One of the world’s most notorious Holocaust deniers – well known to UK nazis and revisionists – was last week sentenced by an appeal court in Paris to 12 months house arrest. Vincent Reynouard will be required to wear an electronic tag and was ordered to pay €1,500 damages to the leading French anti-racist organisation LICRA.
Yet within hours of the verdict, Reynouard stated that he would defy the court.
He is refusing to pay any damages, and says he will continue with his Holocaust denial and other rewriting of history to rehabilitate Adolf Hitler and his French collaborators.
Whitewashing nazism
Reynouard’s attempts to whitewash nazism date back more than 35 years.
His first conviction (like one of his latest) was for shameless efforts to deny the existence of gas chambers used by Hitler’s SS and their allies to murder millions of victims – mostly Jews – during the Second World War.
The second offence for which he was sentenced last week was his attempt to deny and distort one of that war’s worst massacres, when members of a Waffen-SS panzer division killed 642 civilians including 247 women and 205 children in the French village of Oradour-sur-Glane.

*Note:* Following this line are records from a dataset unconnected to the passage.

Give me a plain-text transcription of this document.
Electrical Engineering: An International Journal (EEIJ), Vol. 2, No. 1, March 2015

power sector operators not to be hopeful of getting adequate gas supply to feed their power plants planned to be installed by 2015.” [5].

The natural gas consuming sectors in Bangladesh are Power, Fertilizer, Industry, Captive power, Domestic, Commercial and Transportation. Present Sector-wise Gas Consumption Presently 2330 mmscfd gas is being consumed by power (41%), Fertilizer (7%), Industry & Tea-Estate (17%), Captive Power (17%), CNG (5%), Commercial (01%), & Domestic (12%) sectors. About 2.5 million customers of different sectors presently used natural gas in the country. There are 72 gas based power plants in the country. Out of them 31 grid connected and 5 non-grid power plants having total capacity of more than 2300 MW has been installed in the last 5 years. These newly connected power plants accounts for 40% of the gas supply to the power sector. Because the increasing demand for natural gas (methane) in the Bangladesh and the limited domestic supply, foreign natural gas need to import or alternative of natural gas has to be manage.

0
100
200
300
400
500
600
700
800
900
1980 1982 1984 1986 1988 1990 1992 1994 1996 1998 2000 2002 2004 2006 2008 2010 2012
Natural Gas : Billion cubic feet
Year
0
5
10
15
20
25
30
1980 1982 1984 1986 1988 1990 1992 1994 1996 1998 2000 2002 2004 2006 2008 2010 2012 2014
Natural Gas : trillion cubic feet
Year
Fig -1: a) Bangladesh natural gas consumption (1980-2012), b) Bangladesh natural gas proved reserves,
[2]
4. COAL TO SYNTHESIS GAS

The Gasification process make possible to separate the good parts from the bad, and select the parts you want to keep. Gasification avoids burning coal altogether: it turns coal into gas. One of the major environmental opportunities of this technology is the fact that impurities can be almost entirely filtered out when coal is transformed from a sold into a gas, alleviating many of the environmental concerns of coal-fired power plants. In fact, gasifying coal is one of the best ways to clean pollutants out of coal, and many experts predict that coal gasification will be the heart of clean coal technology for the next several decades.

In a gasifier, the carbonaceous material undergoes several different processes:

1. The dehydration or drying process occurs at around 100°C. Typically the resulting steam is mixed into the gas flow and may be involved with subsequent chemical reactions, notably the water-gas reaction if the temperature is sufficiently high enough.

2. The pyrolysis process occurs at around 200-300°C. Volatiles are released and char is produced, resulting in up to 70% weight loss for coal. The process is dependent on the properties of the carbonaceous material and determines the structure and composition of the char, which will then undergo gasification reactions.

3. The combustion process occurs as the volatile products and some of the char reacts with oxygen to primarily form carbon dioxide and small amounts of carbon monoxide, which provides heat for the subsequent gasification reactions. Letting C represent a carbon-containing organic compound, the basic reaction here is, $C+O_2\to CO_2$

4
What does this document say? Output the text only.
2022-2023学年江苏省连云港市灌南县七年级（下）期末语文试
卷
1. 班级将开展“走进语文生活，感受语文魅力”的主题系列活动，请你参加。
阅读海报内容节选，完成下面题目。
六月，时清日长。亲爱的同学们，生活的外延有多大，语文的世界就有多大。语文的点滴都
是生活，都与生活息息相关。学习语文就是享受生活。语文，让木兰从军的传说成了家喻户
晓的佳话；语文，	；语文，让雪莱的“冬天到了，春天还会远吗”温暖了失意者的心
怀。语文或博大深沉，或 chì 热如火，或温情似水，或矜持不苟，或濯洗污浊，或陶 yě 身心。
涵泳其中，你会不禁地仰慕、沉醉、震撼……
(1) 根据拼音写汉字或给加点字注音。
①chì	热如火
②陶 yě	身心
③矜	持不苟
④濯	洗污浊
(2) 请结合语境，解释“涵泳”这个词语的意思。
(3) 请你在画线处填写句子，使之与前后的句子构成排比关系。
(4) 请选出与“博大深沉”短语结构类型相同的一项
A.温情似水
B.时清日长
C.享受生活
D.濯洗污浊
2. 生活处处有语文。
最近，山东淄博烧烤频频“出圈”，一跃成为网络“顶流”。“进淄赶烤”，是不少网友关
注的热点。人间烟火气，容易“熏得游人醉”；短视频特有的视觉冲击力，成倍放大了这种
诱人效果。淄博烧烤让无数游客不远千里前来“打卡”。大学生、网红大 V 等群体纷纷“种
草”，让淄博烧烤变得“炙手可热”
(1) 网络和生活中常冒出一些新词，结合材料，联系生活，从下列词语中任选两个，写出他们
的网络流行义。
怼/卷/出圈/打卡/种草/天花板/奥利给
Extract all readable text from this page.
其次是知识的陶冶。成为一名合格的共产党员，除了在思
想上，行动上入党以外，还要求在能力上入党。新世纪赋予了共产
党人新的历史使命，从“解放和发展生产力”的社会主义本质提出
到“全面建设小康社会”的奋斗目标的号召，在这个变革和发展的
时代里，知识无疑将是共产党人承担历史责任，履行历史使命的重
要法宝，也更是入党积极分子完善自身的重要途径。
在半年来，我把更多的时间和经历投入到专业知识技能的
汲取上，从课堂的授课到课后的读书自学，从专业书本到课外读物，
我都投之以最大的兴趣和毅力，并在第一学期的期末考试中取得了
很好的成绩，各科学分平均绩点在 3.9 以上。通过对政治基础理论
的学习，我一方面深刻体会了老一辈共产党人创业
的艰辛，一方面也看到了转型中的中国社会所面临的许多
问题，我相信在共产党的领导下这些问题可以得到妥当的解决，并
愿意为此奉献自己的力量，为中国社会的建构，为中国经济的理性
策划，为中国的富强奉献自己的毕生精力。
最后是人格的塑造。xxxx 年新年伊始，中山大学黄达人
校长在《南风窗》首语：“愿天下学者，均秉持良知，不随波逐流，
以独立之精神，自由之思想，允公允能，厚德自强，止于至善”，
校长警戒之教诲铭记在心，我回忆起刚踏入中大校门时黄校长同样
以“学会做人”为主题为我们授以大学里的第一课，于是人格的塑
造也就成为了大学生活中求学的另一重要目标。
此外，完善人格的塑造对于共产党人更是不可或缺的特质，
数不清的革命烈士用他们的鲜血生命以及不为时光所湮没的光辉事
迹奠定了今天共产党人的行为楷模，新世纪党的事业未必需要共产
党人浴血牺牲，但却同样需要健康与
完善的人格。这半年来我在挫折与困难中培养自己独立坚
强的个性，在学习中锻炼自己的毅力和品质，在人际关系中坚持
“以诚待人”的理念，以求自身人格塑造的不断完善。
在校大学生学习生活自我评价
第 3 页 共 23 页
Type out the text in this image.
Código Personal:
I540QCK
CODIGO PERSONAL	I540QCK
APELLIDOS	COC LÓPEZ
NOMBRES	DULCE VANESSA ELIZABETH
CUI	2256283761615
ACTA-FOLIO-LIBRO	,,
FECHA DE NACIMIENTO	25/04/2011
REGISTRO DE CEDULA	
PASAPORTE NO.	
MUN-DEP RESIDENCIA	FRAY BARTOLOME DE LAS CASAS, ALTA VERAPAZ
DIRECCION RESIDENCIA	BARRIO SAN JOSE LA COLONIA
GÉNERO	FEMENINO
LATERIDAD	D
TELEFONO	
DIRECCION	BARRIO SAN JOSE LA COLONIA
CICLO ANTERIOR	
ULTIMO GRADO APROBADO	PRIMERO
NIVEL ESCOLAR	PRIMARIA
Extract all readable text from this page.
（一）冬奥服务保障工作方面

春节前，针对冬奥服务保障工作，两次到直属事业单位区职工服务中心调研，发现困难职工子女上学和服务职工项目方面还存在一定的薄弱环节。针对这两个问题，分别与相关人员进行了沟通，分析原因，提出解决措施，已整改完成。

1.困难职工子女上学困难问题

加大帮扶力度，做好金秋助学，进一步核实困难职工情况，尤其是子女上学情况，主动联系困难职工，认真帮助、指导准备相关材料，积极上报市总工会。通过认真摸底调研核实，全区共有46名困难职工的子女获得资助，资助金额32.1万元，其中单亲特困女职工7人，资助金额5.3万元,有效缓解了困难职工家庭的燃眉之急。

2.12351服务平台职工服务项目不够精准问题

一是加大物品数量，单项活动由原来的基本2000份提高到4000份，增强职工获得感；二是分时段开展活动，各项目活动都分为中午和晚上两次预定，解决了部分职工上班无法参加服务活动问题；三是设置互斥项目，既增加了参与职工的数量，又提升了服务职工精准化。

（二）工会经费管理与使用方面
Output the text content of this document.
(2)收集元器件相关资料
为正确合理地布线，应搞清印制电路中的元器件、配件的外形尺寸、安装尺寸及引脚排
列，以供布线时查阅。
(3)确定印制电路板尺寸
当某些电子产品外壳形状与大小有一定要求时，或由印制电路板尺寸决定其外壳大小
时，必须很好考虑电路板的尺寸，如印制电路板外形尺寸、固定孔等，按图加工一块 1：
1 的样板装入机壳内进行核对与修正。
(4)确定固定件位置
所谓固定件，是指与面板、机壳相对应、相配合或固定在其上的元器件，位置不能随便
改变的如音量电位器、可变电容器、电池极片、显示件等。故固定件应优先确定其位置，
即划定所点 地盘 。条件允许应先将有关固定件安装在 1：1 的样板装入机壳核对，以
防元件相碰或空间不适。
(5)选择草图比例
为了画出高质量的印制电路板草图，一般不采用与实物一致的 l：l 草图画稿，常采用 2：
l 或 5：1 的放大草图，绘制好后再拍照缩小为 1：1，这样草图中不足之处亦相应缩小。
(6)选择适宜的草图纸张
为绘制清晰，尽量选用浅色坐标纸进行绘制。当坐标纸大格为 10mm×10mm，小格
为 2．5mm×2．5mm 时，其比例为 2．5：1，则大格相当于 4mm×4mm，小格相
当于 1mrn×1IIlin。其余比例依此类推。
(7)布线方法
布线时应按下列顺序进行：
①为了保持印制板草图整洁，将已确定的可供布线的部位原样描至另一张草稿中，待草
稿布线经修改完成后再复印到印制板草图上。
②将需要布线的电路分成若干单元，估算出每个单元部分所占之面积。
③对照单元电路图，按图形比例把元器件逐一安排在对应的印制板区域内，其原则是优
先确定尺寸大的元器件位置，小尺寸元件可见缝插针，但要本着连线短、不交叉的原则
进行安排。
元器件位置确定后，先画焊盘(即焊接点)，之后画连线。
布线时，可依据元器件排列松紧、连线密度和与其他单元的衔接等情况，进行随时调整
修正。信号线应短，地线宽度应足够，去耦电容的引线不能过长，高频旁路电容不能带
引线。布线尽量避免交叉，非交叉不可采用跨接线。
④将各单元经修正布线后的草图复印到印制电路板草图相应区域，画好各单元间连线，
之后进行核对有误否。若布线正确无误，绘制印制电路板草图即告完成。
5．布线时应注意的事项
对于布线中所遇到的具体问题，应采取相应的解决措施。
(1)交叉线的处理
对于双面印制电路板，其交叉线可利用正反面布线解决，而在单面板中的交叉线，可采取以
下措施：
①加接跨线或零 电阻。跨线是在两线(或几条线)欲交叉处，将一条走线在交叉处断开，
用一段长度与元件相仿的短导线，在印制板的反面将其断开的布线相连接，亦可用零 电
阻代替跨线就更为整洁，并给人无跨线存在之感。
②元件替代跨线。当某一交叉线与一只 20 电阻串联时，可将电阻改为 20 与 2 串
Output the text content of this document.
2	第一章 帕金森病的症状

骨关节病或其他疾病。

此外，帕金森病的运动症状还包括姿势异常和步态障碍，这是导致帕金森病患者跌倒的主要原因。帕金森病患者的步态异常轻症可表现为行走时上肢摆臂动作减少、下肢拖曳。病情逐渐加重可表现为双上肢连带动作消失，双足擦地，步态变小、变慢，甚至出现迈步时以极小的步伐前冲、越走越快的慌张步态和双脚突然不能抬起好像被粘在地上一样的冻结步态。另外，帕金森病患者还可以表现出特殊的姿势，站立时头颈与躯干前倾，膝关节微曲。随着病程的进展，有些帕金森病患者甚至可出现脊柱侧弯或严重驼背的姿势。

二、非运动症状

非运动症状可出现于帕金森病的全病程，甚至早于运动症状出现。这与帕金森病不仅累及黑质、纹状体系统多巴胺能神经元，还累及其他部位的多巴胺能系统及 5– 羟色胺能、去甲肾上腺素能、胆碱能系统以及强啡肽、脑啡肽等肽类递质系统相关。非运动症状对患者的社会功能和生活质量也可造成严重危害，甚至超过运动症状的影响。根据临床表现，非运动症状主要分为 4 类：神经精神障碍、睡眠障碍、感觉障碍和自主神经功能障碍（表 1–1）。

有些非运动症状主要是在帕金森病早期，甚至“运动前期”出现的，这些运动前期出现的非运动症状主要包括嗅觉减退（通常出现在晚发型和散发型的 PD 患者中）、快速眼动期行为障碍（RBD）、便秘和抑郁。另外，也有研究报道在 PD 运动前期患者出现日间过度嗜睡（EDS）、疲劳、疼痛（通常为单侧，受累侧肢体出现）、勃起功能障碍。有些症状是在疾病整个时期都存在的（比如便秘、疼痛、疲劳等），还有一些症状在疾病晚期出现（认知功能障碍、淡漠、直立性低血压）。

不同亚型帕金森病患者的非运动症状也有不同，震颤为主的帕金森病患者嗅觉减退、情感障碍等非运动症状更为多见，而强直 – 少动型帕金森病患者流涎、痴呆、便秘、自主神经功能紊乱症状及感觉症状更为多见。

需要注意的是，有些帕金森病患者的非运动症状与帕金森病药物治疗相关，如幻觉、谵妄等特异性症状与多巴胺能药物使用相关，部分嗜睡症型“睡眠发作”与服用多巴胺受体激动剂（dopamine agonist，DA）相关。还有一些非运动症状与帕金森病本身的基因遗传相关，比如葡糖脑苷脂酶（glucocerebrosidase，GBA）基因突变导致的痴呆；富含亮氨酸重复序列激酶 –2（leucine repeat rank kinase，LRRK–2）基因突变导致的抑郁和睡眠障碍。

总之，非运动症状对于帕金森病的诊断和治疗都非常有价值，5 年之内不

Reynouard’s motives are unsurprising. He was once active in the violent French nazi party PNFE, which had close British connections during the 1990s.
PNFE leader Claude Cornilleau spoke at BNP rallies in England, and BNP leader John Tyndall spoke at the PNFE headquarters in France.
This party was known for its violent criminality. Three of its former members desecrated a Jewish cemetery at Carpentras in 1990, in one of the most notorious antisemitic crimes of those years. After the PNFE was closed down for persistent nazi violence in 1999, another former member attempted to assassinate President Jacques Chirac during the Bastille Day celebrations in Paris in 2002.
Repeated convictions
By this time Reynouard had moved on to the antisemitic Catholic movement SSPX, though he is understood to have lost his faith in later years. He followed another Frenchman Robert Faurisson to become one of the leaders of the Holocaust denial movement.
After repeated criminal convictions during the 2010s, Reynouard fled to London to avoid imprisonment and was safehoused in a property belonging to the wife of a Belgian nazi, Siegfried Verbeke.
Searchlight monitored his contacts with prominent British extremists, including Faurisson’s final conference in 2018 in Shepperton, West London, where Reynouard was among the speakers.
In 2021 when London police moved in to arrest him, Reynouard fled again, this time to Scotland where he lived in a village near St Andrews.
Reynouard’s arrest by Scottish police in November 2022 made headlines, and he was again supported by a network of fellow Holocaust deniers including Faurisson’s old friends at the Anglo-American nazi magazine Heritage & Destiny.
Banned group
Since his extradition to France in February 2024, Reynouard has continued to scoff at the courts. He repeatedly addresses meetings organised by fellow antisemites including the long-established Parisian fascist magazine Rivarol and the hardcore nazis of Jeune Nation, run by former members of yet another banned violent organisation L’Œuvre Française.

Earlier this year Reynouard spoke at an international revisionist conference organised online by another convicted nazi and Holocaust denier Germar Rudolf.
As Searchlight reported, one strange aspect of this conference and the wider movement of Hitlerite apologists is its factional division since Russia’s invasion of Ukraine in 2022.
Though he doesn’t speak directly about this subject, Reynouard is closely linked to several pro-Russian nazis including former Le Pen speechwriter Alain Soral and members of Roberto Fiore’s European network of pro-Putin extremists, analysed in several Searchlight articles.


Another of the conference speakers associated with Reynouard during his time in London, former David Irving groupie Lady Michèle Renouf, is even more notorious for her pro-Russian sympathies.
Yet conference organiser Rudolf and some of the other speakers such as Heritage & Destiny’s Peter Rushton are known to be pro-Ukraine.
Scoffing at the law
Even while he struggles to avoid being drawn into these factional disputes, there’s no doubt that Reynouard will continue to scoff at French law, and the system of fines and suspended sentences is proving inadequate.
Wearing an electronic tag is pointless if Reynouard will continue to be allowed to commit further offences with his online interviews, and it seems unlikely that the courts will be able to enforce financial penalties.
Reynouard is known to have benefited from large cryptocurrency payments from fellow nazis, but claims to have negligible earnings. As France stumbles towards a possible takeover by the far right, his case will test the resolve of the judicial system.